Outro ponto importante a ser abordado é o papel higienista assumido como missão do
direito penal moderno. A norma penal é vista como instrumento de limpeza e higienização
social, sendo utilizada como ferramenta para eliminar, objetificar, marginalizar, segregar e
robustecer a exclusão daqueles “ditos” inimigos do Estado, que já são natural e socialmente
excluídos pelas estruturas de poder vigentes. Quando se faz essa afirmação, pretende-se
demonstrar que, sob a ótica do senso comum, os problemas sociais existem como um dado da
realidade, como algo natural.
É frequente a reverberação do discurso que a vida em sociedade é naturalmente conflituosa
por si só, visando justificar a intervenção normativo-penal, cujo objetivo é regular a própria vida
em sociedade.
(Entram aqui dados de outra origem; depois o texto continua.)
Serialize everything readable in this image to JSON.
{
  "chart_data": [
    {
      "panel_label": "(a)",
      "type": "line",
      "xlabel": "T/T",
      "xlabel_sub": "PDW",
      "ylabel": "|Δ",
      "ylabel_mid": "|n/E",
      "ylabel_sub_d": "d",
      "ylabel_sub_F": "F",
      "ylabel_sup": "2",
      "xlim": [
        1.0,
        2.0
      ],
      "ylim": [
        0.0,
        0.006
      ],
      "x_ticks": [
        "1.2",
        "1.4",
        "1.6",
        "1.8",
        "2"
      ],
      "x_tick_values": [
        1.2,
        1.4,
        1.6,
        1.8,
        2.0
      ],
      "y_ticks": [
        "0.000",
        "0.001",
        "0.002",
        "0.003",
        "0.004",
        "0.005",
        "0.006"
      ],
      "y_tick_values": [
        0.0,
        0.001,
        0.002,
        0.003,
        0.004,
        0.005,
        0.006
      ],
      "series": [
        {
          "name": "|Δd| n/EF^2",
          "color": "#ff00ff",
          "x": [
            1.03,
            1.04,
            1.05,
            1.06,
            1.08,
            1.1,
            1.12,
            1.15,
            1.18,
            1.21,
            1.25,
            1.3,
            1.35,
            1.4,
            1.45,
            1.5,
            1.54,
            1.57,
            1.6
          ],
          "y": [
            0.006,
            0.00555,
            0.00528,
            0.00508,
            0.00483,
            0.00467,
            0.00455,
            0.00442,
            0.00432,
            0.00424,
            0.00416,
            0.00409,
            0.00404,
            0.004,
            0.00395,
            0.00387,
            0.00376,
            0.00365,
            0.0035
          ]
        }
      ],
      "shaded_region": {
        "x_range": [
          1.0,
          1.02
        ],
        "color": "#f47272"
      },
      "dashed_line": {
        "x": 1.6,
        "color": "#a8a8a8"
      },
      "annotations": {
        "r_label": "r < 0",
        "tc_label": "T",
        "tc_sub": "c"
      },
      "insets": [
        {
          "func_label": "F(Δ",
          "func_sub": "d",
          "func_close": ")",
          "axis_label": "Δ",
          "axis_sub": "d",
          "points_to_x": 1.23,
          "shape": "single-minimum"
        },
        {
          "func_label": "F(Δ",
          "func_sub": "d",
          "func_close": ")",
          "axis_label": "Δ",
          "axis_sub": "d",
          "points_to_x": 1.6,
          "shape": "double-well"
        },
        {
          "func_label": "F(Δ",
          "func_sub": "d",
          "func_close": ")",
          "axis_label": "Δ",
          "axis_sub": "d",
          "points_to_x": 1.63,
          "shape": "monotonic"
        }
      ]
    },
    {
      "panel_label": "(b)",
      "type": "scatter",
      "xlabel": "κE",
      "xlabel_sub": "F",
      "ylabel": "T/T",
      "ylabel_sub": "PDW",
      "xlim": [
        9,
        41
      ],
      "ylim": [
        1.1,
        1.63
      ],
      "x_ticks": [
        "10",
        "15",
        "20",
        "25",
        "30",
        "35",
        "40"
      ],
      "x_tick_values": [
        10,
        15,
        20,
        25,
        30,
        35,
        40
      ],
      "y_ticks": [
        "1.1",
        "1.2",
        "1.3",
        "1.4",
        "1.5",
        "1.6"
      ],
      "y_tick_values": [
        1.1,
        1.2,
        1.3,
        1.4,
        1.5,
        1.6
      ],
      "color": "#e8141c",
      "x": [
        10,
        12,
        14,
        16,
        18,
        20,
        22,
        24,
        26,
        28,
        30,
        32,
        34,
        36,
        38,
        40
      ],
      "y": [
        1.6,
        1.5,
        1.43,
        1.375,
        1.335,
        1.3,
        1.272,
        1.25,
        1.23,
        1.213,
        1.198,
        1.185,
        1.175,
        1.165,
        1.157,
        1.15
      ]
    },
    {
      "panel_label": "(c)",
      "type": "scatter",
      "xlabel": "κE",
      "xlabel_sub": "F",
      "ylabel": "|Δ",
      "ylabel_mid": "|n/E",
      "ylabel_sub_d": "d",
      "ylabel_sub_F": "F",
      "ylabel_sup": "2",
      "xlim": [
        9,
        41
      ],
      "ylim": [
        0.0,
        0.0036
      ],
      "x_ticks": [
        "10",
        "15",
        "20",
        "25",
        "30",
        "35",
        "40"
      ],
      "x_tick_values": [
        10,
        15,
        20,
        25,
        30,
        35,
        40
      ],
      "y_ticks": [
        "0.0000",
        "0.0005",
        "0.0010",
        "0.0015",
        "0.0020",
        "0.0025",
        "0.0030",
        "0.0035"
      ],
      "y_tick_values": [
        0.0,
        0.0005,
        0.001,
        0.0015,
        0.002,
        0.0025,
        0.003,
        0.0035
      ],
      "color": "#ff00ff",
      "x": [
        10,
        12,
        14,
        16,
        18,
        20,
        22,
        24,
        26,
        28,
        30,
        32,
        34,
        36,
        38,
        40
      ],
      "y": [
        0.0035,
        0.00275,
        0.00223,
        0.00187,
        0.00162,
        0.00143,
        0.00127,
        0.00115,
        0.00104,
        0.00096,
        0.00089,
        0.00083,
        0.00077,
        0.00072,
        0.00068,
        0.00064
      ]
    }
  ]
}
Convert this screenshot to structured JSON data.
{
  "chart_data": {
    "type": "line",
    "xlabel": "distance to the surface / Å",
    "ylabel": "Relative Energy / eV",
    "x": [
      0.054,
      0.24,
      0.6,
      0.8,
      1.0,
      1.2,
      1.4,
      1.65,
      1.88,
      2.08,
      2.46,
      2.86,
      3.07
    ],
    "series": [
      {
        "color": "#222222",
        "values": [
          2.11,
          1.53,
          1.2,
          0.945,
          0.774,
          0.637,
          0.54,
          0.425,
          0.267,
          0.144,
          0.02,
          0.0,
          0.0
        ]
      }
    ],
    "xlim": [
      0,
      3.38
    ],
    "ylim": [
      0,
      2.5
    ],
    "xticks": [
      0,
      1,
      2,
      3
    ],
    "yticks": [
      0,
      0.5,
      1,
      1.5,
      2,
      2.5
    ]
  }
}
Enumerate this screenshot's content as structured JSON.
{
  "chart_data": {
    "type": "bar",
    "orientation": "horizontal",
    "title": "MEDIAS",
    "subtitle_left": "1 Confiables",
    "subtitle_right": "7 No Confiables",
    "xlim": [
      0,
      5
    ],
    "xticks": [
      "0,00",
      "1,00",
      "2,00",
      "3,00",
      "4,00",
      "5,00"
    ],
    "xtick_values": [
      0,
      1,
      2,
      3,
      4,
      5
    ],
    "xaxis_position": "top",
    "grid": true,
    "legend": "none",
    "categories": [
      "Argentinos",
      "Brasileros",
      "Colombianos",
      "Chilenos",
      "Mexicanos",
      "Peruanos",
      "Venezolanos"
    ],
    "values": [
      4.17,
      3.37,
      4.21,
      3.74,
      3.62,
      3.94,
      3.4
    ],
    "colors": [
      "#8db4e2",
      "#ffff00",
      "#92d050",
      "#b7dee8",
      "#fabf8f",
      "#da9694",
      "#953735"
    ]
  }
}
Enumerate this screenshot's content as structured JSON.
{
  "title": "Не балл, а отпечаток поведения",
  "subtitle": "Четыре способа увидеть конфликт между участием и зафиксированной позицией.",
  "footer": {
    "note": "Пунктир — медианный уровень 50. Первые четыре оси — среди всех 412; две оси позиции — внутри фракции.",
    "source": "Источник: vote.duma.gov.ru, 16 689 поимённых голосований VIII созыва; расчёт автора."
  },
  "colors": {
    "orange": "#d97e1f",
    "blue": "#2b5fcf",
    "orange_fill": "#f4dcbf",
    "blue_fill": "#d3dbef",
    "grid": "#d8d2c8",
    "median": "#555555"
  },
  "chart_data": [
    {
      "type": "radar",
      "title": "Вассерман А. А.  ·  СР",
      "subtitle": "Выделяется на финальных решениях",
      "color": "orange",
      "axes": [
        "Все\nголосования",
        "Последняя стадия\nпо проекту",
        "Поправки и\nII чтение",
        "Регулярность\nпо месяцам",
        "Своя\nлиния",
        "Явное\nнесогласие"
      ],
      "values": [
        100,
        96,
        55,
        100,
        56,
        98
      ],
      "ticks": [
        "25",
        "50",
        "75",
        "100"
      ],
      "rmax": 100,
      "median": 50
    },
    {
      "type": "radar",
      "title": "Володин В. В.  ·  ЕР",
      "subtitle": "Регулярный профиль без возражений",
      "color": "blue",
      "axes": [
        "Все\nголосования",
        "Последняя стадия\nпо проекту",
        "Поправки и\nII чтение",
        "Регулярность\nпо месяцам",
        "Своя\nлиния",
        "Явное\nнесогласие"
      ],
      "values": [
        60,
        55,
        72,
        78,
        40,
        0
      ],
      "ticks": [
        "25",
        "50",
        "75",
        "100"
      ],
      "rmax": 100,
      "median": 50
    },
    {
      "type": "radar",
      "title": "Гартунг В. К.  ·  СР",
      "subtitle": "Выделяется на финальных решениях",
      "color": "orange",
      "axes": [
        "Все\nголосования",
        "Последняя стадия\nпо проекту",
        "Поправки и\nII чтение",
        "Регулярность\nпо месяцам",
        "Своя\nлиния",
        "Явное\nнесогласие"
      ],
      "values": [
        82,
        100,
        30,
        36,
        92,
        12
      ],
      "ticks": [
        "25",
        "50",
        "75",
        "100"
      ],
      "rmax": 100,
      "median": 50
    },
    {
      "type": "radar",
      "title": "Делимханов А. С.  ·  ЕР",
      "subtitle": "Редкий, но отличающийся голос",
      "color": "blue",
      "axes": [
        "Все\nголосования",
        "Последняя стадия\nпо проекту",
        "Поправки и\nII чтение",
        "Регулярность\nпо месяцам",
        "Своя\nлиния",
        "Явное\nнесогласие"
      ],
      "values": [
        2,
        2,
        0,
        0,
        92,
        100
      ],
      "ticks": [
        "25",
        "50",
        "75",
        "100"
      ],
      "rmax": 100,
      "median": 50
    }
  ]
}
A complexidade de fatores que envolvem tal análise é tamanha que nos leva a
afirmar que o problema da criminalidade social não pode ser reduzido a soluções mágicas
propostas pelo direito penal.
 EXEMPLO
A política criminal de combate às drogas, por exemplo, objetiva criminalizar condutas de
agentes que comercializam e consomem substâncias categorizadas juridicamente como
ilícitas, ignorando-se as razões que explicam a existência de tal fenômeno social.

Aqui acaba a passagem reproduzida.